Apr 10, 2013 1:34 AM by Eric Ross
If you've barreled through a red light in Pueblo, you may have received a red light camera ticket in the mail.
For years, the City of Pueblo has argued the cameras help curb bad driving habits and reduce accidents.
So just how effective is the program?
"The vast majority of the persons who receive a red light ticket don't reoffend," Sgt. Chris Noeller with the Pueblo Police Department said. "They're less likely to run the red lights at least at that intersection a second time."
In 2009, cameras were installed at two of Pueblo's most dangerous intersections.
Those intersections are:
Highway 50 and Norwood
Thatcher and Prarie
"At Highway 50 and Norwood, we've seen a reduction in accidents," traffic engineer Pepper Whitleff said. "We started a 3-year analysis prior to the camera installation and had 54 accidents. A 3-year analysis after the installation shows we've only had 34 so we've seen a good reduction in accidents at that particular location."
At Thatcher and Prarie, questionable results surfaced. Before the program launched, there were 26 accidents. Since the cameras were installed, there have been 35.
"You have to take a look at the specific (types) of accidents occurring there," Whitleff said. "Keep in mind we only monitor one direction at that intersection and there are four approaches to the intersection. The problem that we're seeing is accidents with the westbound to southbound left turn and we're looking at ways to reduce the number of accidents occurring there."
Whitleff is adamant those accidents do not reflect the performance of the red light camera system and says more research needs to be done to improve safety at that particular location.
About 10,000 violations have been issued between 2009 and March 2012.
According to records obtained through the Colorado Open Records Act, the City of Pueblo is still waiting to collect 1,170 fines from violators as of March 6, 2013.
1,170 fines at $75 a ticket leaves the city with nearly $90,000 in unpaid fines.
"Due to the nature of the way the program is set up, there are certain criteria within the state law on what we can and can't do in regards to how the fines are collected," Sgt. Noeller said.
The Pueblo Police Department says although an actual officer isn't writing the ticket, red light fines should be treated just as important as an officer-issued citation.
Sgt. Noeller adds officers go through each red light camera case before mailing out fines.
Just like a traffic citation, if you believe you received a ticket in error, you can arrange a date to have your case heard in municipal court.

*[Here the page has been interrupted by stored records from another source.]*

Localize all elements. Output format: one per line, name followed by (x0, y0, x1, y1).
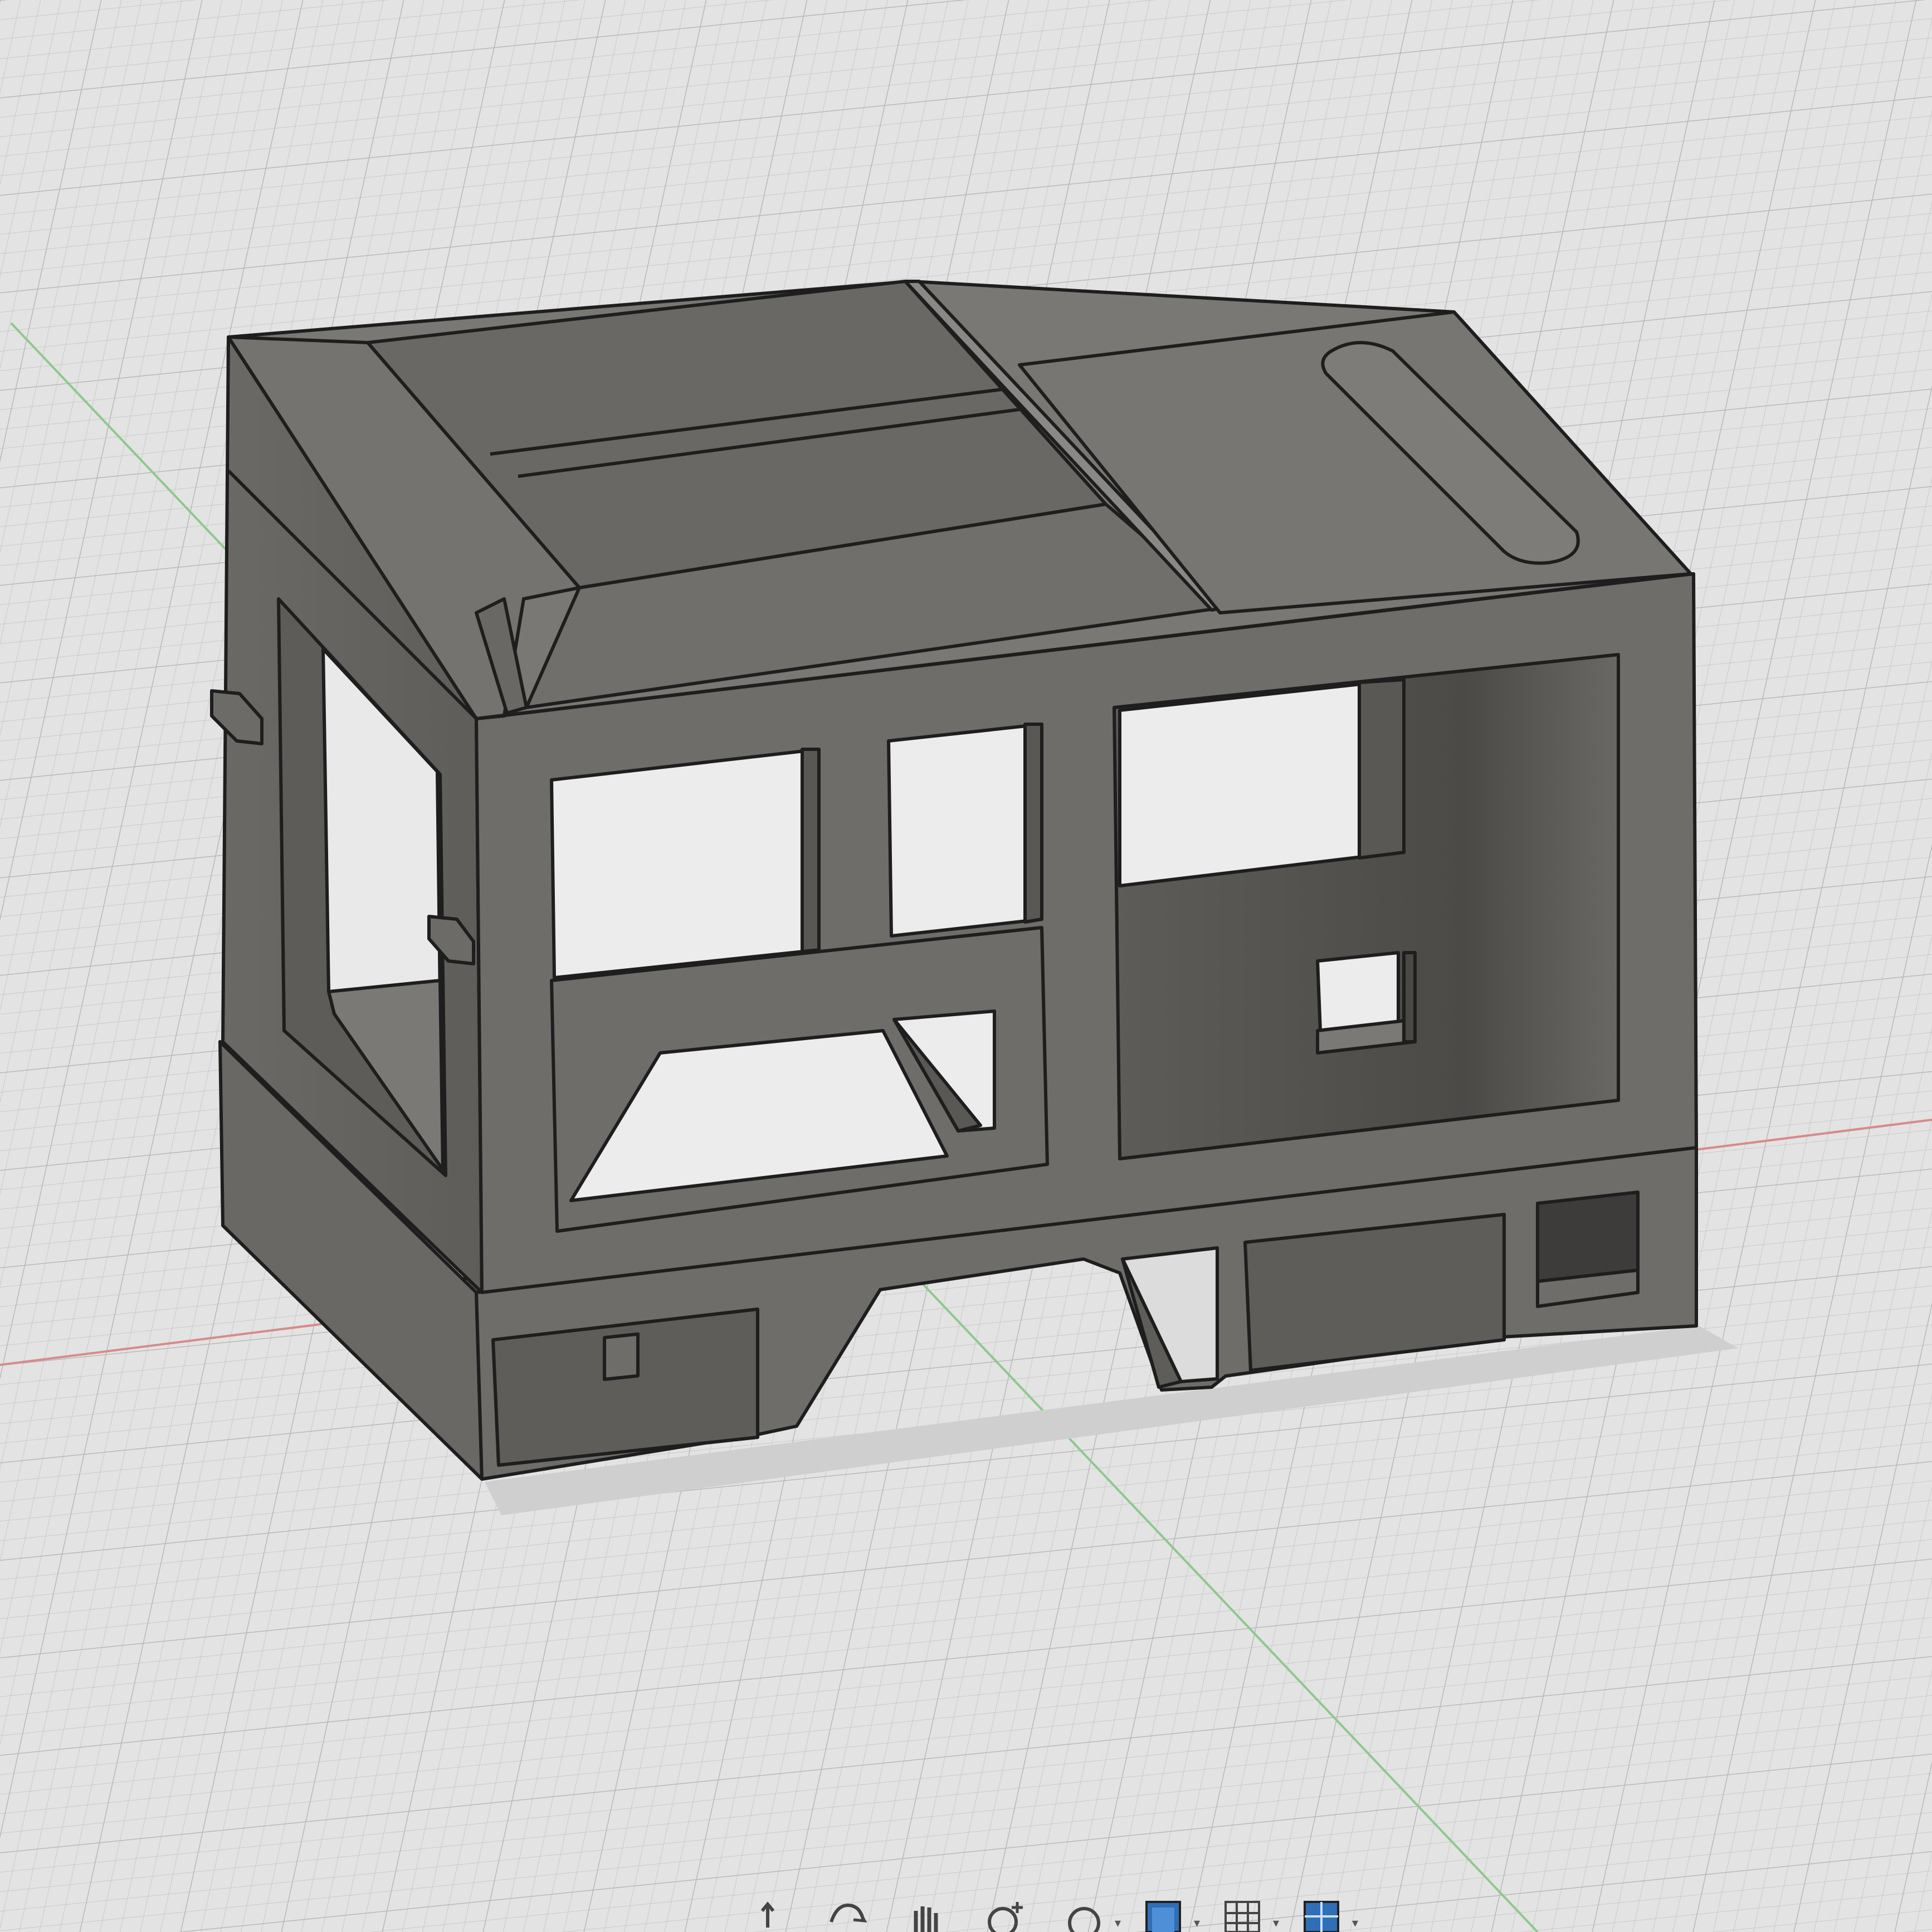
3d-viewport[interactable] (0, 0, 1932, 1932)
engine-small-window (1316, 951, 1400, 1032)
viewport-layout-icon[interactable]: ▾ (1295, 1894, 1358, 1932)
display-settings-icon[interactable]: ▾ (1057, 1894, 1121, 1932)
window-2 (887, 723, 1043, 938)
viewports-icon[interactable]: ▾ (1216, 1894, 1279, 1932)
pan-hand-icon[interactable] (820, 1894, 874, 1932)
fit-window-icon[interactable] (978, 1894, 1032, 1932)
engine-window-top (1118, 681, 1378, 887)
zoom-icon[interactable] (899, 1894, 953, 1932)
orbit-icon[interactable] (741, 1894, 794, 1932)
navigation-toolbar: ▾ ▾ ▾ ▾ (741, 1894, 1521, 1932)
grid-settings-icon[interactable]: ▾ (1136, 1894, 1200, 1932)
window-1 (550, 748, 821, 979)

Although you can't have your car booted or towed for a red light violation, the City could submit a summons for you to appear in court or eventually turn your fine over to a collections agency.
There are talks of expanding the program but no definite plans to do so are on the table just yet.
The City's traffic engineering department is currently assessing high risk intersections to determine if and when new cameras may be warranted.
The final decision to expand the program will come from city council.